Hinnavi’nin bu çıkışı, tam da bu gri zeminde bir pusula gibi ortaya çıktı: “Pusulamız Şam’dır” diyor.
Basit ama net.
Dürzilerin yönü, geçmişten bugüne, merkezi Suriye’ye dönük olmuş.
Hinnavi sadece siyasi bir duruş değil, toplumsal bir mesaj da verdi.
Diyalogdan, barıştan, birlikten söz etti.
Süveyda’da bir Alevi-Sünni çatışmasının yaşanmasının mümkün olmadığını söyledi.
Lazkiye ve Tartus’ta yaşanan şiddet olaylarına atıfta bulunarak, toplumsal barışa ne kadar önem verdiklerini vurguladı.
Dikkat çeken bir diğer çıkışıysa, “Tevhid inancına sahip Dürziler Müslümandır” ifadesi oldu.
Bu, hem mezhepsel ötekileştirmenin hem de İsrail gibi güçlerin ayrıştırıcı çabalarının önünü kesen bir mesaj.
Aynı zamanda Dürzi toplumunun Arap ve İslam dünyasıyla aidiyetini perçinleyen bir vurguydu bu.
“Vatanı sevmek imandandır” cümlesiyle noktayı koydu.

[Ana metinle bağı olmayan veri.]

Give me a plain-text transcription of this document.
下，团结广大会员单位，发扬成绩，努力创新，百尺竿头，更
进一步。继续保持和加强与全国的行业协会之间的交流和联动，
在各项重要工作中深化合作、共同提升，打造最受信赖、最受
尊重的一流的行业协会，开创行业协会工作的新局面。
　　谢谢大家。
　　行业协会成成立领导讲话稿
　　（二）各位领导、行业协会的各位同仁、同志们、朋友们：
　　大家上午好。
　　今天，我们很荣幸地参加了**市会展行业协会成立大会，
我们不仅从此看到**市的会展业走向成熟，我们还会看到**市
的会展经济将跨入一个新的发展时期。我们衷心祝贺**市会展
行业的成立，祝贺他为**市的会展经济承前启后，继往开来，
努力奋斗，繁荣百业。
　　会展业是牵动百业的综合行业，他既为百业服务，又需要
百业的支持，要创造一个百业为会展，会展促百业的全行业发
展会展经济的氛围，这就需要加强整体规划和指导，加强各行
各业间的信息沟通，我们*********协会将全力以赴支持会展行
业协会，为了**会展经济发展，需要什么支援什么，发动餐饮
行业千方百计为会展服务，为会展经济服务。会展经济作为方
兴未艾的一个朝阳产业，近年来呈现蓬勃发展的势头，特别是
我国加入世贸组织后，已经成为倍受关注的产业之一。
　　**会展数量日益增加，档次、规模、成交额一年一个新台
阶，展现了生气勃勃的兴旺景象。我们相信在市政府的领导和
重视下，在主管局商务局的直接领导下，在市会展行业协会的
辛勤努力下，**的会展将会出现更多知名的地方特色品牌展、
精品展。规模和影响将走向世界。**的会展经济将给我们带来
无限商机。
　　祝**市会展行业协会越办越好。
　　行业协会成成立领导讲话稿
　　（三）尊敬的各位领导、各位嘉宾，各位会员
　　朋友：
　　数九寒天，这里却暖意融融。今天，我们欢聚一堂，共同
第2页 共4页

Bugün İsrail’in niyeti yalnızca bir bölgeyi ele geçirmek değil, halkları kimlikleri üzerinden parçalamak.
Dürziler buna karşı duruyor.
Hinnavi’nin ifadeleri sadece kendi topluluğu adına değil, aslında tüm bölge halkları adına yükselen bir sağduyu sesi.
Suriye’nin geçmişteki sancılarını yaşarken, bu türden net ve ilkeli duruşlar belki de en çok ihtiyaç duyduğumuz şey.
Ve unutulmamalı ki rejimler, liderler değişir; ama halk ve vatan kalır.
Hinnavi bunu hatırlattı bize, hem de tam da yerinde, Süveyda’dan.
Allah'a emanet olun ...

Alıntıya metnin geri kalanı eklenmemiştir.